Chyba redaktor coś pokręcił, wątpie, żeby autor przepisów nie wiedział o zakazie przyjmowania gotówki przez policjantów.
G
Gość
W dniu 23.06.2009 o 18:20, montypython napisał:

" ....." Jednak zawsze i w każdej sytuacji trzeba w czasie realizacji zadań " być człowiekiem".... " ja mam wrażeniem, że bycie człowiekiem nie dotyczy urzędników. Przecież oni zawsze mówią, że tylko przestrzegają prawa pół biedy jeśli tylko dobrze to prawo znają . Przykład z artykułu dobitnie o tym świadczy.
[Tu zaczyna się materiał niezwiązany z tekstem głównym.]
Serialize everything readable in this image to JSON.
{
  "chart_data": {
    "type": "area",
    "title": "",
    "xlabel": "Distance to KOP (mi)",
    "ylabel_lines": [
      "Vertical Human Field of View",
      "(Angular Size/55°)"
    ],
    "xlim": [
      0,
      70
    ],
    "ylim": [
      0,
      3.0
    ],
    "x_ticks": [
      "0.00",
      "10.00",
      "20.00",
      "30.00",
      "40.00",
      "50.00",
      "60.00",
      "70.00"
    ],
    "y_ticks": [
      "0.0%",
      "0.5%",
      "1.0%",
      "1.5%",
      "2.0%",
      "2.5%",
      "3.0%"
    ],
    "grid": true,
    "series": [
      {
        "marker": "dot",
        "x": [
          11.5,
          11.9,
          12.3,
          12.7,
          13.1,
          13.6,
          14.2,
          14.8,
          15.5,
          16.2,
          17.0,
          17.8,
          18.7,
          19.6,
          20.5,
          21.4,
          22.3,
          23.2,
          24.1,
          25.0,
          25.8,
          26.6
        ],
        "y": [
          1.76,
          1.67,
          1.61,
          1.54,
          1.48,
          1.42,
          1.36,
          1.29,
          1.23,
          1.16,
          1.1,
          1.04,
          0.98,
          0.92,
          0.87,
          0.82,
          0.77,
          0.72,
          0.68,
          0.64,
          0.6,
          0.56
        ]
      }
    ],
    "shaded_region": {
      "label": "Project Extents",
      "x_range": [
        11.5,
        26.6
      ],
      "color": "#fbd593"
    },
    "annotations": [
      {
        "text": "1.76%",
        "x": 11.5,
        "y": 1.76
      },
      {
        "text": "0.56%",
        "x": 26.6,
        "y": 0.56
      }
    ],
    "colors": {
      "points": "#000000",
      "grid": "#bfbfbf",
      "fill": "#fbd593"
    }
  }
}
Ja mam pytanie kto zapłaci wszelkie koszty typu laweta, parking itp itd jakie poniósł pan Paweł . Może ambitne panie policjantki jeśli się okaże, że postąpiły zbyt nadgorliwie zapłacą wszystkie rachunki jakie musiał czytelnik ponieść łącznie z kosztami dojazdu by następnym razem zanim będą chciały się aż tak wykazać zastanowiły się czy słusznie postępują i że orzełek na czapce nie zwalnia od bycia człowiekiem w dodatku kiedy jeszcze zatrzymany jedzie do rodziny czy znajomych na ślub. Panu rzecznikowi chełmińskiej policji oraz paniom policjantkom życzę by kiedyś jadać z rodziną na ślub przeżyli podobną sytuację (ale by wtedy nie zasłaniali się swoją legitymacją). Może wtedy zmienili by punkt widzenia i zaczęli by takie sytuacje inaczej oceniać.Potem się wszyscy dziwią, że o policji źle się mówi.



Nie zaplaca bo to przyznanie sie do nadgorliwosci no i niestety braki w wyksztalceniu i znajomosci przepisow i prawa.
A z panem rzecznikiem moga sobie raczki podac, taki sam poziom.